The one aspect that I found very impressive about Bheed is that the director Anubhav Sinha chose to make this film black and white. As an observer, there can be two reasons. One is that the migration in the film will heavily remind you of the partition era. Second, the colorless theme can represent the national tragedy. Such creative aesthetics indicate that the filmmaker is serious about conveying a message to the audience. And I like that spirit when the film-making artistry is taken too serious.


A POTENTIAL BEST SCENE

There is a scene where a sudden noise among the crowd erupts and Inspector Tikas has to run to check what happened and it is the police that sanitizes people by showering them. I wish if I was Anubhav’s assistant so I would have suggested him to make that a one-shot scene from Tikas’ angle running the entire route of the noisy crowd until that mark of sanitizing them. I know that could have been a very difficult shooting but that is the beauty. What’s the fun if the director has to shot the film plain and simple. My suggested shot would have been the best Bollywood scene of the year 2023.


THE DAUGHTER

I think the best of all stories was the hopeless cycle riding of a young daughter and drunk father. Their survival was not imminent but were not giving up. It was strange that only one car spotted them riding towards a different route. And this was followed by that car following them until a very moving scene caught our attention when the driver of the car refused to obey his madam and helped them cross the route. This was an important message to the audience coming from the global disaster. On such a cruel planet, the natural disasters are the only certain situations where strangers help each other out.


THE TROUBLEMAKER

But then there are circumstances where people do not allow helping each other. Balram Trivedi is one such character who provoked the harmony twice.
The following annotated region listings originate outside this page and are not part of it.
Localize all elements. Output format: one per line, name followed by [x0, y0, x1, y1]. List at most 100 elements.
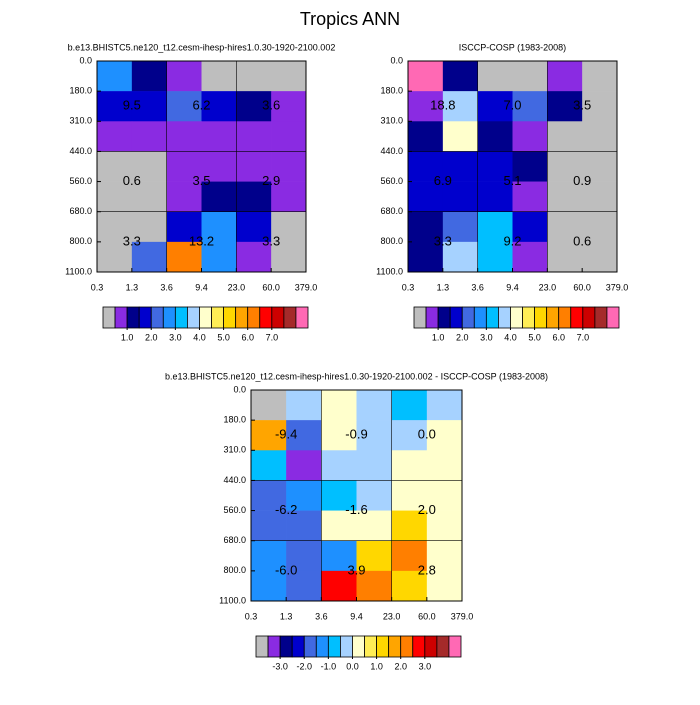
- cell: [97, 91, 133, 122]
- cell: [286, 540, 322, 572]
- cell: [286, 480, 322, 511]
- cell: [166, 151, 202, 182]
- y-tick-label: 180.0: [69, 86, 92, 96]
- y-tick-label: 310.0: [380, 116, 403, 126]
- colorbar-box: [150, 306, 164, 329]
- colorbar-tick-label: 0.0: [346, 661, 359, 671]
- colorbar-box: [400, 635, 414, 658]
- cell: [442, 61, 478, 92]
- cell: [582, 61, 618, 92]
- x-tick-label: 3.6: [315, 611, 328, 621]
- cell: [477, 241, 513, 273]
- colorbar-box: [138, 306, 152, 329]
- cell: [547, 241, 583, 273]
- colorbar-tick-label: 3.0: [480, 332, 493, 342]
- region-label: 9.5: [123, 98, 141, 113]
- y-tick-label: 680.0: [380, 206, 403, 216]
- y-tick-label: 680.0: [223, 535, 246, 545]
- region-label: 9.2: [503, 233, 521, 248]
- cell: [408, 61, 444, 92]
- cell: [271, 61, 307, 92]
- cell: [131, 211, 167, 243]
- cell: [201, 241, 237, 273]
- cell: [251, 420, 287, 451]
- colorbar-box: [327, 635, 341, 658]
- colorbar-tick-label: -1.0: [321, 661, 337, 671]
- cell: [201, 151, 237, 182]
- y-tick-label: 1100.0: [65, 266, 92, 276]
- cell: [391, 540, 428, 572]
- cell: [201, 121, 237, 152]
- x-tick-label: 3.6: [160, 282, 173, 292]
- colorbar-box: [570, 306, 584, 329]
- cell: [251, 390, 287, 421]
- colorbar-box: [162, 306, 176, 329]
- x-tick-label: 379.0: [451, 611, 474, 621]
- colorbar-box: [187, 306, 200, 329]
- cell: [251, 540, 287, 572]
- colorbar-box: [388, 635, 402, 658]
- cell: [321, 480, 357, 511]
- y-tick-label: 800.0: [223, 565, 246, 575]
- colorbar-box: [211, 306, 224, 329]
- cell: [512, 151, 548, 182]
- cell: [442, 151, 478, 182]
- cell: [271, 211, 307, 243]
- cell: [426, 480, 463, 511]
- cell: [236, 211, 272, 243]
- colorbar-tick-label: 2.0: [394, 661, 407, 671]
- y-tick-label: 560.0: [380, 176, 403, 186]
- cell: [321, 390, 357, 421]
- cell: [201, 211, 237, 243]
- cell: [271, 151, 307, 182]
- page-title: Tropics ANN: [300, 9, 400, 29]
- y-tick-label: 0.0: [233, 384, 246, 394]
- colorbar-box: [436, 635, 450, 658]
- colorbar-box: [413, 306, 427, 329]
- colorbar-tick-label: 6.0: [552, 332, 565, 342]
- cell: [477, 61, 513, 92]
- cell: [271, 91, 307, 122]
- cell: [131, 151, 167, 182]
- region-label: 0.0: [418, 427, 436, 442]
- x-tick-label: 0.3: [245, 611, 258, 621]
- colorbar-box: [352, 635, 365, 658]
- y-tick-label: 180.0: [380, 86, 403, 96]
- region-label: 3.6: [262, 98, 280, 113]
- cell: [582, 91, 618, 122]
- cell: [166, 181, 202, 213]
- cell: [97, 241, 133, 273]
- x-tick-label: 0.3: [91, 282, 104, 292]
- region-label: 2.8: [418, 562, 436, 577]
- colorbar-box: [425, 306, 439, 329]
- region-label: -9.4: [275, 427, 297, 442]
- cell: [97, 61, 133, 92]
- cell: [391, 390, 428, 421]
- cell: [236, 151, 272, 182]
- cell: [408, 241, 444, 273]
- panel-title: b.e13.BHISTC5.ne120_t12.cesm-ihesp-hires…: [165, 371, 548, 381]
- x-tick-label: 3.6: [471, 282, 484, 292]
- cell: [408, 151, 444, 182]
- cell: [286, 510, 322, 542]
- cell: [356, 390, 392, 421]
- x-tick-label: 23.0: [383, 611, 401, 621]
- x-tick-label: 0.3: [402, 282, 415, 292]
- region-label: 3.3: [123, 233, 141, 248]
- cell: [236, 91, 272, 122]
- x-tick-label: 60.0: [262, 282, 280, 292]
- region-label: 0.9: [573, 173, 591, 188]
- colorbar-box: [267, 635, 281, 658]
- cell: [512, 91, 548, 122]
- cell: [408, 91, 444, 122]
- colorbar-box: [522, 306, 535, 329]
- cell: [512, 211, 548, 243]
- y-tick-label: 0.0: [390, 55, 403, 65]
- y-tick-label: 0.0: [79, 55, 92, 65]
- cell: [477, 211, 513, 243]
- cell: [477, 91, 513, 122]
- cell: [582, 151, 618, 182]
- cell: [131, 241, 167, 273]
- cell: [286, 390, 322, 421]
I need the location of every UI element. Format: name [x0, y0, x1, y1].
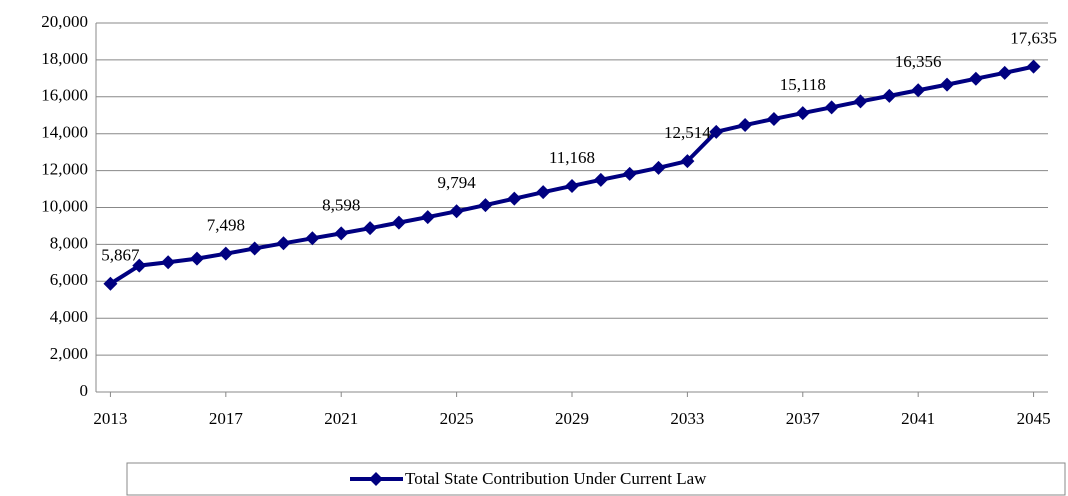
y-tick-label: 16,000: [41, 86, 88, 105]
data-label: 15,118: [780, 75, 826, 94]
x-tick-label: 2037: [786, 409, 821, 428]
point-marker: [680, 154, 695, 169]
x-tick-label: 2021: [324, 409, 358, 428]
y-tick-label: 4,000: [50, 307, 88, 326]
point-marker: [276, 236, 291, 251]
point-marker: [334, 226, 349, 241]
legend-box: [126, 462, 1066, 496]
point-marker: [218, 246, 233, 261]
point-marker: [247, 241, 262, 256]
point-marker: [103, 276, 118, 291]
data-label: 8,598: [322, 195, 360, 214]
data-label: 12,514: [664, 123, 711, 142]
point-marker: [420, 210, 435, 225]
point-marker: [593, 172, 608, 187]
x-tick-label: 2041: [901, 409, 935, 428]
point-marker: [968, 71, 983, 86]
point-marker: [997, 65, 1012, 80]
point-marker: [622, 166, 637, 181]
point-marker: [853, 94, 868, 109]
point-marker: [1026, 59, 1041, 74]
point-marker: [305, 231, 320, 246]
y-tick-label: 18,000: [41, 49, 88, 68]
point-marker: [449, 204, 464, 219]
x-tick-label: 2013: [93, 409, 127, 428]
y-tick-label: 20,000: [41, 12, 88, 31]
y-tick-label: 12,000: [41, 160, 88, 179]
y-tick-label: 10,000: [41, 196, 88, 215]
y-tick-label: 0: [80, 381, 89, 400]
data-label: 5,867: [101, 246, 140, 265]
x-tick-label: 2017: [209, 409, 244, 428]
point-marker: [766, 111, 781, 126]
data-label: 11,168: [549, 148, 595, 167]
point-marker: [565, 178, 579, 193]
point-marker: [940, 77, 955, 92]
point-marker: [161, 255, 176, 270]
y-tick-label: 2,000: [50, 344, 88, 363]
x-tick-label: 2029: [555, 409, 589, 428]
data-label: 16,356: [895, 52, 942, 71]
point-marker: [738, 118, 753, 133]
legend-marker: [369, 472, 383, 486]
point-marker: [189, 251, 204, 266]
y-tick-label: 14,000: [41, 123, 88, 142]
point-marker: [507, 191, 522, 206]
x-tick-label: 2025: [440, 409, 474, 428]
point-marker: [132, 258, 147, 273]
point-marker: [882, 88, 897, 103]
point-marker: [911, 83, 926, 98]
point-marker: [536, 185, 551, 200]
x-tick-label: 2033: [670, 409, 704, 428]
point-marker: [709, 124, 724, 139]
series-line: [109, 64, 1034, 286]
point-marker: [363, 221, 378, 236]
legend-label: Total State Contribution Under Current L…: [405, 469, 707, 488]
x-tick-label: 2045: [1017, 409, 1051, 428]
point-marker: [795, 106, 810, 121]
data-label: 7,498: [207, 216, 245, 235]
point-marker: [391, 215, 406, 230]
data-label: 9,794: [437, 173, 476, 192]
data-label: 17,635: [1010, 29, 1057, 48]
y-tick-label: 6,000: [50, 270, 88, 289]
point-marker: [824, 100, 839, 115]
point-marker: [478, 198, 493, 213]
point-marker: [651, 160, 666, 175]
y-tick-label: 8,000: [50, 233, 88, 252]
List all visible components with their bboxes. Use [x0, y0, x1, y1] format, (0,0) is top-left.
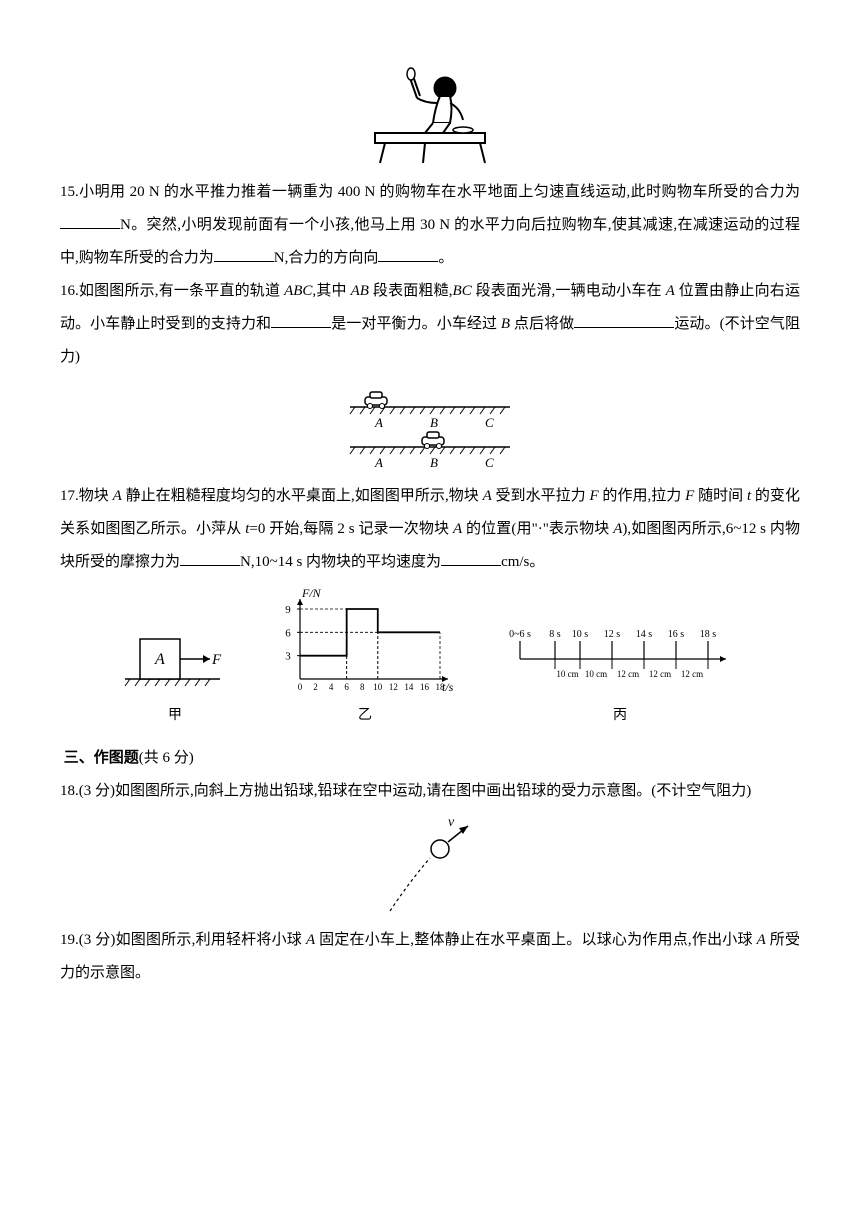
- svg-text:12 cm: 12 cm: [617, 669, 639, 679]
- track-car-icon: A B C A B C: [330, 382, 530, 472]
- svg-text:12 cm: 12 cm: [681, 669, 703, 679]
- q19-t2: 固定在小车上,整体静止在水平桌面上。以球心为作用点,作出小球: [315, 932, 757, 948]
- q17-fig-bing: 0~6 s 8 s 10 s 12 s 14 s 16 s 18 s 10 cm 12 cm 12…: [500, 609, 740, 732]
- q16-abc: ABC: [284, 283, 312, 299]
- q17-s7: =0 开始,每隔 2 s 记录一次物块: [249, 521, 453, 537]
- q17-s8: 的位置(用"·"表示物块: [462, 521, 613, 537]
- q15-blank2: [214, 246, 274, 262]
- q16-t4: 段表面光滑,一辆电动小车在: [472, 283, 666, 299]
- q15-blank3: [378, 246, 438, 262]
- q15-mid2: N,合力的方向向: [274, 250, 379, 266]
- svg-text:6: 6: [285, 627, 291, 639]
- q16-t1: 16.如图图所示,有一条平直的轨道: [60, 283, 284, 299]
- q16-a: A: [666, 283, 675, 299]
- svg-text:16: 16: [420, 682, 430, 692]
- svg-text:A: A: [154, 651, 165, 668]
- q19-A: A: [306, 932, 315, 948]
- q16-blank1: [271, 312, 331, 328]
- svg-text:16 s: 16 s: [668, 629, 685, 640]
- q17-label-jia: 甲: [120, 701, 230, 732]
- q16-t6: 是一对平衡力。小车经过: [331, 316, 501, 332]
- svg-text:8 s: 8 s: [549, 629, 561, 640]
- svg-text:v: v: [448, 816, 455, 830]
- q16-t2: ,其中: [312, 283, 350, 299]
- q16-ab: AB: [351, 283, 369, 299]
- q17-s5: 随时间: [694, 488, 747, 504]
- q17-s2: 静止在粗糙程度均匀的水平桌面上,如图图甲所示,物块: [122, 488, 483, 504]
- q14-figure: [60, 48, 800, 168]
- q17-label-bing: 丙: [500, 701, 740, 732]
- q17-F2: F: [685, 488, 694, 504]
- q17-s11: cm/s。: [501, 554, 544, 570]
- svg-text:10 s: 10 s: [572, 629, 589, 640]
- q16-bc: BC: [453, 283, 472, 299]
- q15-prefix: 15.小明用 20 N 的水平推力推着一辆重为 400 N 的购物车在水平地面上…: [60, 184, 800, 200]
- svg-text:14 s: 14 s: [636, 629, 653, 640]
- section3-points: (共 6 分): [139, 750, 194, 766]
- svg-text:12: 12: [389, 682, 398, 692]
- q16-blank2: [574, 312, 674, 328]
- q17-blank1: [180, 550, 240, 566]
- q17-A2: A: [483, 488, 492, 504]
- projectile-icon: v: [370, 816, 490, 916]
- q17-fig-yi: F/Nt/s369024681012141618 乙: [270, 589, 460, 732]
- q17-s10: N,10~14 s 内物块的平均速度为: [240, 554, 441, 570]
- q16-b: B: [501, 316, 510, 332]
- block-force-icon: A F: [120, 609, 230, 699]
- svg-text:8: 8: [360, 682, 365, 692]
- svg-text:C: C: [485, 415, 494, 430]
- q15-end: 。: [438, 250, 453, 266]
- q19-text: 19.(3 分)如图图所示,利用轻杆将小球 A 固定在小车上,整体静止在水平桌面…: [60, 924, 800, 990]
- svg-text:10: 10: [373, 682, 383, 692]
- svg-text:6: 6: [344, 682, 349, 692]
- svg-text:0: 0: [298, 682, 303, 692]
- section3-title: 三、作图题: [64, 750, 139, 766]
- svg-text:2: 2: [313, 682, 318, 692]
- q16-figure: A B C A B C: [60, 382, 800, 472]
- step-chart-icon: F/Nt/s369024681012141618: [270, 589, 460, 699]
- q15-blank1: [60, 213, 120, 229]
- q17-A3: A: [453, 521, 462, 537]
- q15-text: 15.小明用 20 N 的水平推力推着一辆重为 400 N 的购物车在水平地面上…: [60, 176, 800, 275]
- svg-text:3: 3: [285, 651, 291, 663]
- q17-figures: A F 甲 F/Nt/s369024681012141618 乙 0~6 s8 …: [60, 589, 800, 732]
- q19-A2: A: [757, 932, 766, 948]
- q17-s4: 的作用,拉力: [599, 488, 685, 504]
- q17-A1: A: [113, 488, 122, 504]
- q17-label-yi: 乙: [270, 701, 460, 732]
- q18-figure: v: [60, 816, 800, 916]
- q16-text: 16.如图图所示,有一条平直的轨道 ABC,其中 AB 段表面粗糙,BC 段表面…: [60, 275, 800, 374]
- svg-text:18: 18: [436, 682, 446, 692]
- q17-text: 17.物块 A 静止在粗糙程度均匀的水平桌面上,如图图甲所示,物块 A 受到水平…: [60, 480, 800, 579]
- q19-t1: 19.(3 分)如图图所示,利用轻杆将小球: [60, 932, 306, 948]
- svg-text:0~6 s: 0~6 s: [509, 629, 531, 640]
- q17-s3: 受到水平拉力: [492, 488, 590, 504]
- q17-blank2: [441, 550, 501, 566]
- q17-s1: 17.物块: [60, 488, 113, 504]
- svg-text:C: C: [485, 455, 494, 470]
- svg-text:12 s: 12 s: [604, 629, 621, 640]
- q16-t3: 段表面粗糙,: [369, 283, 453, 299]
- position-ruler-icon: 0~6 s 8 s 10 s 12 s 14 s 16 s 18 s 10 cm 12 cm 12…: [500, 609, 740, 699]
- q17-fig-jia: A F 甲: [120, 609, 230, 732]
- svg-text:12 cm: 12 cm: [649, 669, 671, 679]
- svg-text:A: A: [374, 415, 383, 430]
- svg-text:14: 14: [404, 682, 414, 692]
- person-bench-icon: [355, 48, 505, 168]
- svg-text:F: F: [211, 652, 222, 668]
- svg-text:B: B: [430, 415, 438, 430]
- section3-heading: 三、作图题(共 6 分): [60, 742, 800, 775]
- svg-text:A: A: [374, 455, 383, 470]
- svg-text:4: 4: [329, 682, 334, 692]
- svg-text:B: B: [430, 455, 438, 470]
- q17-F1: F: [589, 488, 598, 504]
- svg-text:F/N: F/N: [301, 589, 322, 600]
- svg-text:9: 9: [285, 604, 291, 616]
- svg-text:10 cm: 10 cm: [556, 669, 578, 679]
- svg-text:18 s: 18 s: [700, 629, 717, 640]
- q16-t7: 点后将做: [510, 316, 574, 332]
- q18-text: 18.(3 分)如图图所示,向斜上方抛出铅球,铅球在空中运动,请在图中画出铅球的…: [60, 775, 800, 808]
- svg-text:10 cm: 10 cm: [585, 669, 607, 679]
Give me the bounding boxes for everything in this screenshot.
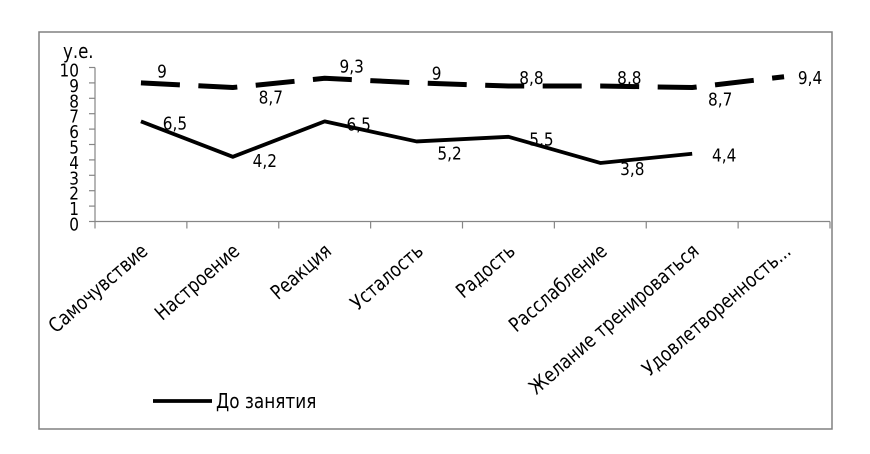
y-tick-label-text: 3 xyxy=(69,167,79,189)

When the Muslims aided the Hindus with food, Balram snatched all the packets and returned. It was too late to realize and regret that he was wrong and then the packets were distributed somewhere. When he couldn’t borrow the time of feeding them by not dropping his ego, he chose desperate violence of invading the mall nearby which was illegal and unacceptable. Had he allowed the Muslim aid, the circumstances would have not gone worse.


CLOSING REMARKS

The commercial failure of Bheed gives a wrong reflection on the choices of the audience. Because the film had technical brilliance in direction, story, screenplay, cinematography, and editing. The dialogues, the major performances especially of Rajkummar Rao as Tikas and Pankaj Kapur as Balram, and even the closing in the final 20 minutes were impressive. So forget the box-office and do yourself a favor, watch Bheed on Netflix.

Bheed successfully shows how the pandemic still cannot defeat the caste system, the religious conflicts, and the prejudices. People still find reasons to raise hatred and squabble by differentiating. Perhaps, the humans fighting over stupid reasons is a bigger pandemic than the pandemic.